CFO exit rates climb to six-year peak
Chief financial officers are exiting their roles at the fastest pace in six years, according to data reported by The Times. The rise in turnover spans major listed companies in both the UK and US, and signals a growing unease within the C-suite as executives confront a perfect storm of economic and operational challenges.
In 2024, more than 15% of CFOs at companies on indices such as the S&P 500 and FTSE 250 stepped down—marking the highest rate of change since 2018. While the reasons vary, the data points to a mix of structural and personal factors driving the exits.
Among the departing CFOs, more than half retired or moved into board positions, while over a third transitioned into CEO or president roles.
Notably, the average retirement age has declined to 56.6 years, and average tenure now stands at just under six years, underscoring both the intensity and volatility of the role.
The CFO’s remit has expanded significantly in recent years, now encompassing not only financial stewardship but also investor relations, cybersecurity oversight, ESG reporting, supply chain resilience, and—increasingly—AI integration.

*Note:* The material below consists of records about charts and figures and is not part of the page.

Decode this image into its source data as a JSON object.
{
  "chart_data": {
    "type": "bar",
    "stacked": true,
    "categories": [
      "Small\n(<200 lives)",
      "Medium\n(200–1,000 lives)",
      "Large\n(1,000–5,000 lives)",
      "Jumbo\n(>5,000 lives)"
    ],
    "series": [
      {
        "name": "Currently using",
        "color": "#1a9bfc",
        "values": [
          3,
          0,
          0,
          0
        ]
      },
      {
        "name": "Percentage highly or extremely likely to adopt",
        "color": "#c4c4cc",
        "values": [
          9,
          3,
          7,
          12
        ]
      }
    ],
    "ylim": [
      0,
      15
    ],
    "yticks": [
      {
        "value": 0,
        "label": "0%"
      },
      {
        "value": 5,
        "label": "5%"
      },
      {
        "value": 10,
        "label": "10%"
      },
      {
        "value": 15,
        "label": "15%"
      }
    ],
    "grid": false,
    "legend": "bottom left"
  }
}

These broader responsibilities have led to increased scrutiny from stakeholders and a growing pressure to deliver clarity in an uncertain macroeconomic environment.
The spike in turnover is not limited to finance chiefs. CEOs also exited their positions at companies across the globe in 2024, often citing economic volatility, activist investor pressure, and burnout as contributing factors.
The figures reflect a broader recalibration underway in boardrooms. With inflation still weighing on input costs, supply chains under strain, and investor demands intensifying, the CFO role has become a pressure point for transformation—and, in many cases, a pivot point for leadership change.